Reverse Declined Transactions

There are few things more annoying and troubling for merchants than declined transactions.

According to MasterCard, decline rates for recurring card billings average 25-30% – that’s a huge amount of revenue being lost. The cost of acquiring a new customer is 5 to 10 times more expensive than retaining an existing one, so this activity has a significant impact on your long-term revenue streams.

Sometimes online payments are declined because the customer is on vacation in another country and tried to perform a transaction, which appears fraudulent.  Other times, a transaction is declined because the customer attempted to make too many purchases within a short amount of time.  There are many risk algorithms that issuer banks and payment service providers utilize in order to minimize fraud, and sometimes a perfectly valid transaction can appear suspicious due to these algorithms.

See this blog post for more information on understanding online fraud.

How to deal with declined transactions

The best response to a (falsely) declined transaction is to contact the customer directly – by phone or email - to manually finalize the payment and not lose the sale.

It is important to note that declines are not the same as gateway rejections. Declined transactions are blocked by the customer's bank, while gateway rejections are blocked by your gateway settings.

Sometimes you can tell why it was declined by reading the response code, but only the customer's bank can confirm the specific reason.

Possible reasons for declined transactions

Insufficient funds:  In some cases, the cardholder may have been spending more freely than he had realized, and the card balance may simply be over its limit. A discussion with the customer will sort this out quickly.

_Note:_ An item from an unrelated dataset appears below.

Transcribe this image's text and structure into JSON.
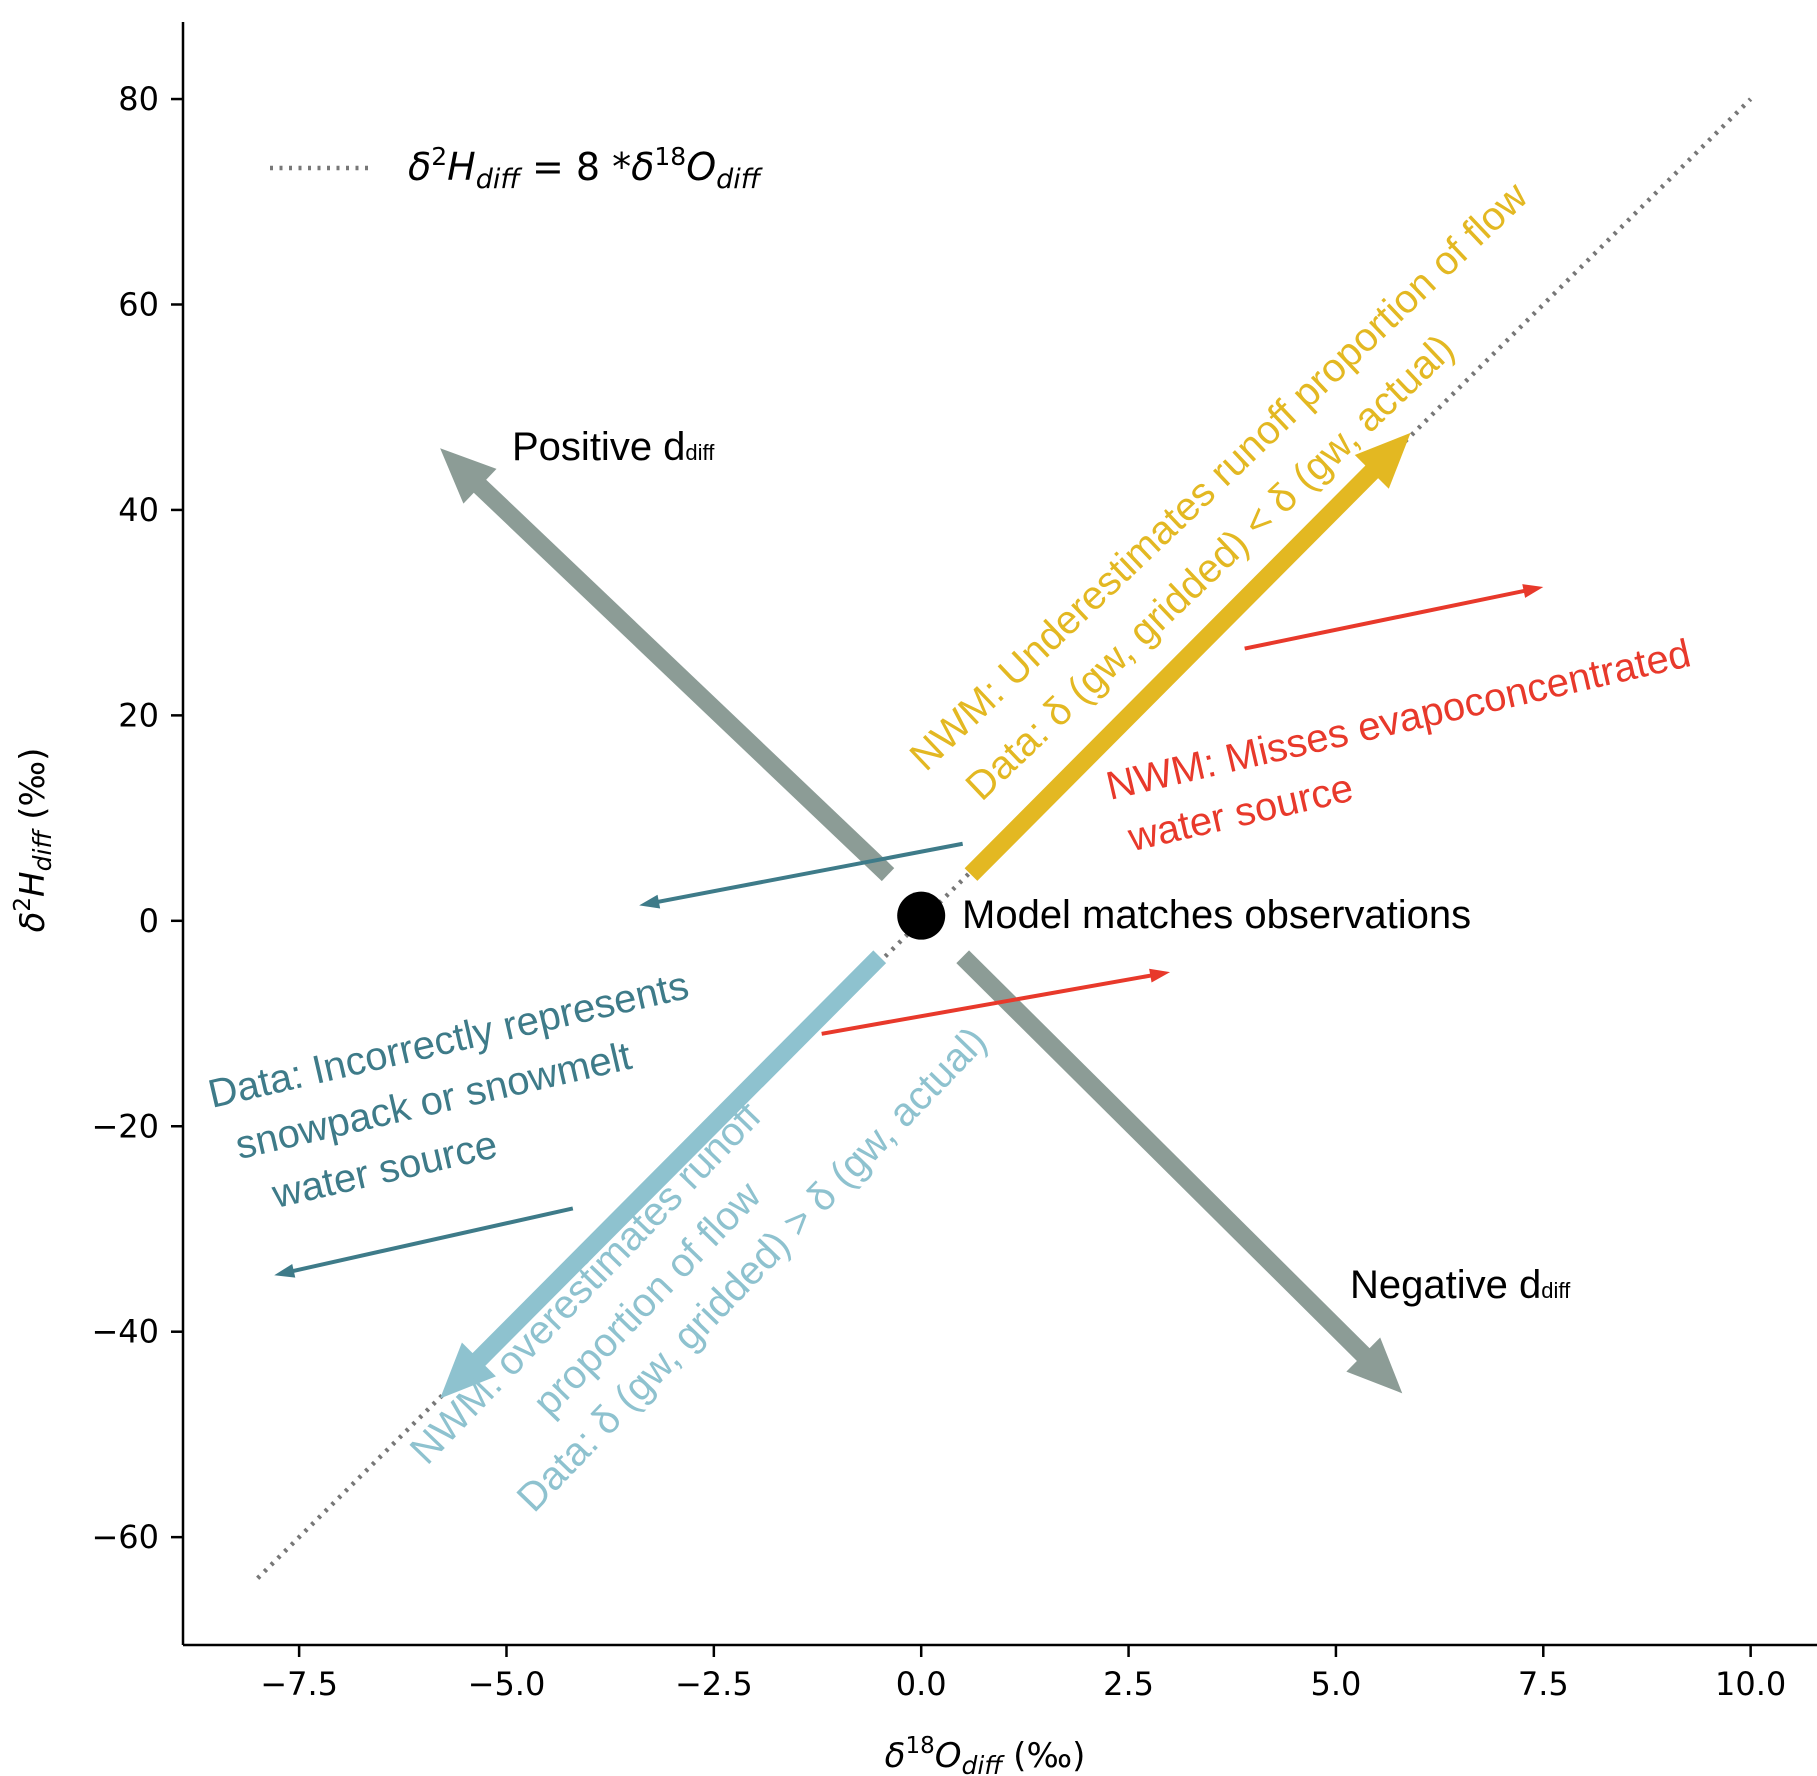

Expired card:  If the card is expired, the card issuer will probably decline the transaction. However, it is worth noting that a card issuer can still approve a credit card with an expiry date that has elapsed. Discussing this with the customer and asking him to contact his bank to verify the expiry date, or to ask for approval until their new card arrives, is a good option for turning this into an approved transaction.

International purchases: If a credit card is never or rarely used for purchases outside of a base geographic region and then suddenly is used somewhere else for the first time, it could be an indicator of a stolen card. But it could also be that the card-holder is on vacation or a business trip. In such a case, it may be difficult to contact the card-holder, but people usually travel with cell phones, so even an SMS or WhatsApp message could be used to contact the cardholder to confirm the transaction and make it go through.

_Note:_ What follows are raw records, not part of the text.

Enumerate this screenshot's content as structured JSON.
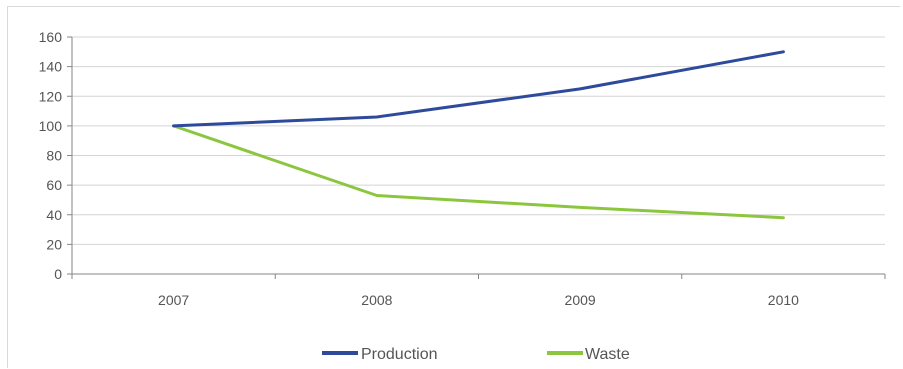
{
  "chart_data": {
    "type": "line",
    "title": "",
    "xlabel": "",
    "ylabel": "",
    "categories": [
      "2007",
      "2008",
      "2009",
      "2010"
    ],
    "ylim": [
      0,
      160
    ],
    "yticks": [
      0,
      20,
      40,
      60,
      80,
      100,
      120,
      140,
      160
    ],
    "grid": true,
    "legend_position": "bottom",
    "series": [
      {
        "name": "Production",
        "values": [
          100,
          106,
          125,
          150
        ],
        "color": "#2e4a9a"
      },
      {
        "name": "Waste",
        "values": [
          100,
          53,
          45,
          38
        ],
        "color": "#8cc63f"
      }
    ]
  }
}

Online purchases:  A couple of the most effective online risk algorithms are based on geolocation: One algorithm checks that the IP address where the online transaction originates from matches the country of the issuing bank and the address of the cardholder.  If the cardholder makes a purchase where 2 of these elements do not add up, then the transaction could be declined. There is another algorithm similar to that which checks the location of the IP address where the purchase is being made and compares it to the billing address of the cardholder.  If those don’t match up, then it could result in a declined transaction and another reason to contact the customer to clear up the issue.

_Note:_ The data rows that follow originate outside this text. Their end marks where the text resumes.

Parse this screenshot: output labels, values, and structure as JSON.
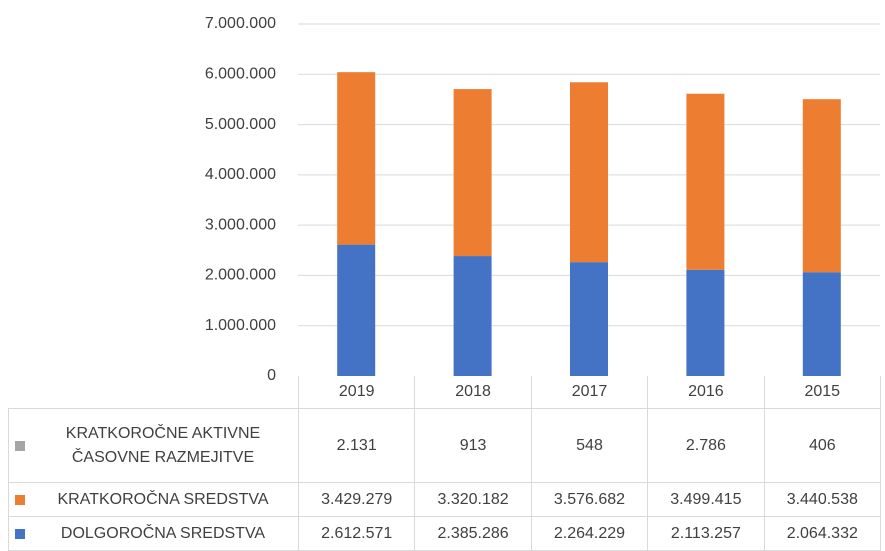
{
  "chart_data": {
    "type": "bar",
    "stacked": true,
    "categories": [
      "2019",
      "2018",
      "2017",
      "2016",
      "2015"
    ],
    "series": [
      {
        "name": "DOLGOROČNA SREDSTVA",
        "color": "#4472c4",
        "values": [
          2612571,
          2385286,
          2264229,
          2113257,
          2064332
        ],
        "value_labels": [
          "2.612.571",
          "2.385.286",
          "2.264.229",
          "2.113.257",
          "2.064.332"
        ]
      },
      {
        "name": "KRATKOROČNA SREDSTVA",
        "color": "#ed7d31",
        "values": [
          3429279,
          3320182,
          3576682,
          3499415,
          3440538
        ],
        "value_labels": [
          "3.429.279",
          "3.320.182",
          "3.576.682",
          "3.499.415",
          "3.440.538"
        ]
      },
      {
        "name": "KRATKOROČNE AKTIVNE ČASOVNE RAZMEJITVE",
        "color": "#a5a5a5",
        "values": [
          2131,
          913,
          548,
          2786,
          406
        ],
        "value_labels": [
          "2.131",
          "913",
          "548",
          "2.786",
          "406"
        ]
      }
    ],
    "ylim": [
      0,
      7000000
    ],
    "yticks": [
      0,
      {
        "value": 1000000,
        "label": "1.000.000"
      },
      {
        "value": 2000000,
        "label": "2.000.000"
      },
      {
        "value": 3000000,
        "label": "3.000.000"
      },
      {
        "value": 4000000,
        "label": "4.000.000"
      },
      {
        "value": 5000000,
        "label": "5.000.000"
      },
      {
        "value": 6000000,
        "label": "6.000.000"
      },
      {
        "value": 7000000,
        "label": "7.000.000"
      }
    ],
    "grid": true,
    "legend": "table"
  }
}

Transaction size limits:  If a cardholder does not usually use a credit card for big-ticket purchases, especially multiple ones, and then does so for the first time, it could be an indicator of a stolen card.  It is a good idea to contact the cardholder to check it out, as it is possible that the transactions are legitimate and you could recover that lost revenue, easily, with one phone call.

Turn that (declined transaction) frown upside down

Transaction declines are inevitable. Online risk management dictates that some businesses are higher risk and therefore become more prone to declined transactions than others; for example, if you sell very expensive products or services, or if you sell to a high percentage of foreign customers, you will see more declines than if you were selling an inexpensive product to local customers.

Even if your business does happen to be prone to declined payments, understanding the reasons why declines happen will help you develop processes to catch them when they occur. With a knowledgeable and well-trained customer service staff, and using reliable payment service providers with good tracking systems in place, you can quickly reach out to your customers to reverse the declined transactions and transform them into profitable sales.